BEFORE THE DISTRICT CONSUMER DISPUTES REDRESSAL FORUM KARNAL.
Complaint No. 279 of 2018
Date of instt.18.10.2018
Date of Decision 02.12.2019
Harinder Singh, aged 32 years, son of Shri Balbir Singh, resident of Quarter no.102, Old LIG, near MIG, Police Complex, Madhuban, District Karnal.
…….Complainant.
Versus
1. TATA AIG Insurance Company Limited, through its General Manager, Area Office, SCO 254, 1st floor, Sector 12, Karnal.
2. TATA AIG Insurance Company Limited, through its General Manager, Head Office, SCO 6, 7, Cabin no.21-22, 2nd floor, Ranjan Plaza, Ambala Chandigarh, Highway, Zirkpur, Mohali.
3. Family Health Plan (TPA Limited), Cyber Spazio, Suite no.101, 102, 109, Ground Gloor, Road no.2, Nanjara Hills, Hyderbad.
4. Shri Ram Chand Memorial Hospital Pvt. Ltd. 12, Ashoka Colony, Opp. Virk Hospital, Karnal.
…..Opposite Parties.
Complaint u/s 12 of the Consumer Protection Act.
Before Sh. Jaswant Singh……President.
Sh.Vineet Kaushik ………..Member
Dr. Rekha Chaudhary…….Member
Present Shri Ravi Mehra Advocate for complainant.

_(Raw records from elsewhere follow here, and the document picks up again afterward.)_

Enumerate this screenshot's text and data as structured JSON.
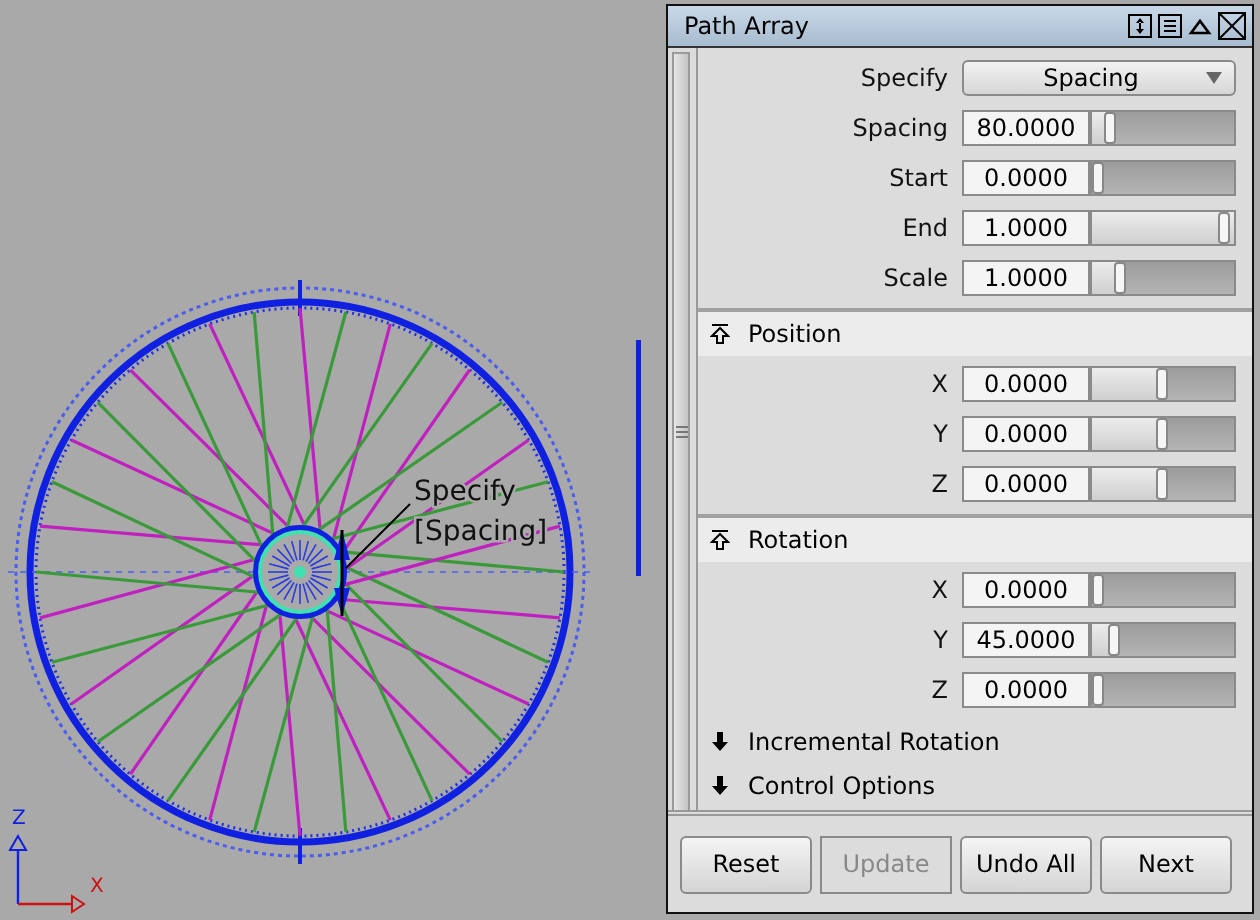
{
  "viewport": {
    "annotation_lines": [
      "Specify",
      "[Spacing]"
    ],
    "axis_labels": [
      "Z",
      "X"
    ]
  },
  "panel": {
    "title": "Path Array",
    "params": [
      {
        "kind": "dropdown",
        "label": "Specify",
        "value": "Spacing"
      },
      {
        "kind": "slider",
        "label": "Spacing",
        "value": "80.0000",
        "level": 0.1
      },
      {
        "kind": "slider",
        "label": "Start",
        "value": "0.0000",
        "level": 0
      },
      {
        "kind": "slider",
        "label": "End",
        "value": "1.0000",
        "level": 1
      },
      {
        "kind": "slider",
        "label": "Scale",
        "value": "1.0000",
        "level": 0.18
      }
    ],
    "sections": [
      {
        "title": "Position",
        "expanded": true,
        "rows": [
          {
            "label": "X",
            "value": "0.0000",
            "level": 0.5
          },
          {
            "label": "Y",
            "value": "0.0000",
            "level": 0.5
          },
          {
            "label": "Z",
            "value": "0.0000",
            "level": 0.5
          }
        ]
      },
      {
        "title": "Rotation",
        "expanded": true,
        "rows": [
          {
            "label": "X",
            "value": "0.0000",
            "level": 0
          },
          {
            "label": "Y",
            "value": "45.0000",
            "level": 0.125
          },
          {
            "label": "Z",
            "value": "0.0000",
            "level": 0
          }
        ]
      },
      {
        "title": "Incremental Rotation",
        "expanded": false
      },
      {
        "title": "Control Options",
        "expanded": false
      }
    ],
    "buttons": [
      {
        "label": "Reset",
        "disabled": false
      },
      {
        "label": "Update",
        "disabled": true
      },
      {
        "label": "Undo All",
        "disabled": false
      },
      {
        "label": "Next",
        "disabled": false
      }
    ]
  }
}
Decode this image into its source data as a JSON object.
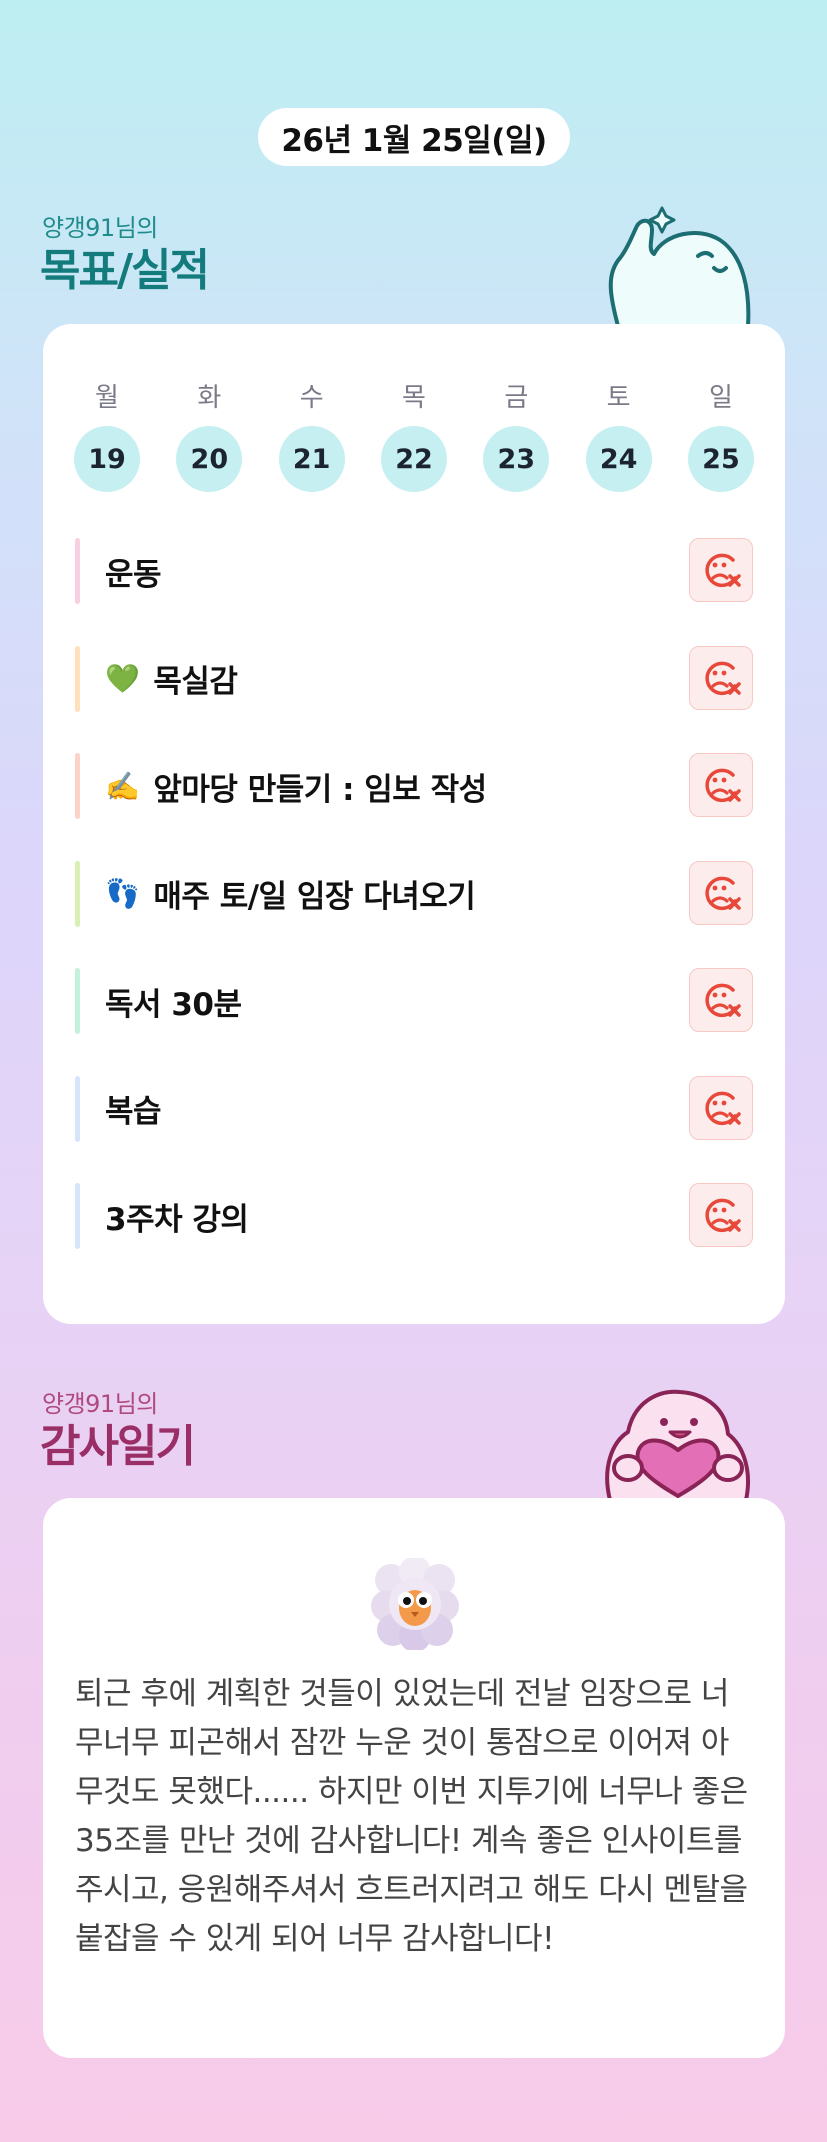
{
  "header": {
    "date": "26년 1월 25일(일)"
  },
  "goals_section": {
    "subtitle": "양갱91님의",
    "title": "목표/실적",
    "mascot_icon": "waving-character-icon",
    "week": [
      {
        "weekday": "월",
        "date": "19"
      },
      {
        "weekday": "화",
        "date": "20"
      },
      {
        "weekday": "수",
        "date": "21"
      },
      {
        "weekday": "목",
        "date": "22"
      },
      {
        "weekday": "금",
        "date": "23"
      },
      {
        "weekday": "토",
        "date": "24"
      },
      {
        "weekday": "일",
        "date": "25"
      }
    ],
    "goals": [
      {
        "emoji": "",
        "label": "운동",
        "bar_color": "#f9cfe2",
        "status_icon": "sad-face-x-icon"
      },
      {
        "emoji": "💚",
        "label": "목실감",
        "bar_color": "#ffe0bc",
        "status_icon": "sad-face-x-icon"
      },
      {
        "emoji": "✍️",
        "label": "앞마당 만들기 : 임보 작성",
        "bar_color": "#fbd3c8",
        "status_icon": "sad-face-x-icon"
      },
      {
        "emoji": "👣",
        "label": "매주 토/일 임장 다녀오기",
        "bar_color": "#d9f0b4",
        "status_icon": "sad-face-x-icon"
      },
      {
        "emoji": "",
        "label": "독서 30분",
        "bar_color": "#c4f0de",
        "status_icon": "sad-face-x-icon"
      },
      {
        "emoji": "",
        "label": "복습",
        "bar_color": "#d6e6fa",
        "status_icon": "sad-face-x-icon"
      },
      {
        "emoji": "",
        "label": "3주차 강의",
        "bar_color": "#d6e6fa",
        "status_icon": "sad-face-x-icon"
      }
    ]
  },
  "gratitude_section": {
    "subtitle": "양갱91님의",
    "title": "감사일기",
    "mascot_icon": "heart-hugging-character-icon",
    "entry_icon": "fluffy-cloud-owl-icon",
    "text": "퇴근 후에 계획한 것들이 있었는데 전날 임장으로 너무너무 피곤해서 잠깐 누운 것이 통잠으로 이어져 아무것도 못했다...... 하지만 이번 지투기에 너무나 좋은 35조를 만난 것에 감사합니다! 계속 좋은 인사이트를 주시고, 응원해주셔서 흐트러지려고 해도 다시 멘탈을 붙잡을 수 있게 되어 너무 감사합니다!"
  },
  "colors": {
    "teal_title": "#137b7b",
    "pink_title": "#9a2e66",
    "day_circle": "#c6eff1",
    "fail_icon": "#e8483a"
  }
}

Shri Naveen Khatterpal Advocate for OPs no.1 and 2.
OPs no.3 and 4 exparte.
(Jaswant Singh President)
ORDER:
This complaint has been filed by the complainant u/s 12 of the Consumer Protection Act 1986 on the averments that complainant has taken the Medi-Claim Insurance Family Policy from OP no.1, vide policy no.0200127153 dated 05.01.2018 to 04.01.2019, this policy continue last 6 years and the complainant paid a sum of Rs.9717/- per annum as premium. The said policy was cashless policy. On 19.07.2018 the complainant has suffered from some disease and he was got admitted in Ram Chand Memorial Hospital, Karnal for four days i.e. 19.07.2018 to 23.07.2018. Complainant spent Rs.68,897/- on his treatment. Prior to this complainant checked himself from the said hospital on 15.07.2018 and paid an amount of Rs.1640/- to said hospital and again checked on 26.07.2018 and on 31.07.2018 and paid Rs.184/- and Rs.1500/- respectively. After the treatment the complainant submitted the necessary documents i.e. bills etc. for settlement of the claim to OP no.1. The OP no.1 has received all the documents and told to the complaint to wait for some days. Thereafter, complainant requested the OPs so many times for settlement of the claim but OPs did not settle the claim and lastly repudiated the claim of the complainant, vide letter dated 17.09.2018 on the false ground. In this way there was deficiency in service on the part of the OPs. Hence complainant filed the present complaint.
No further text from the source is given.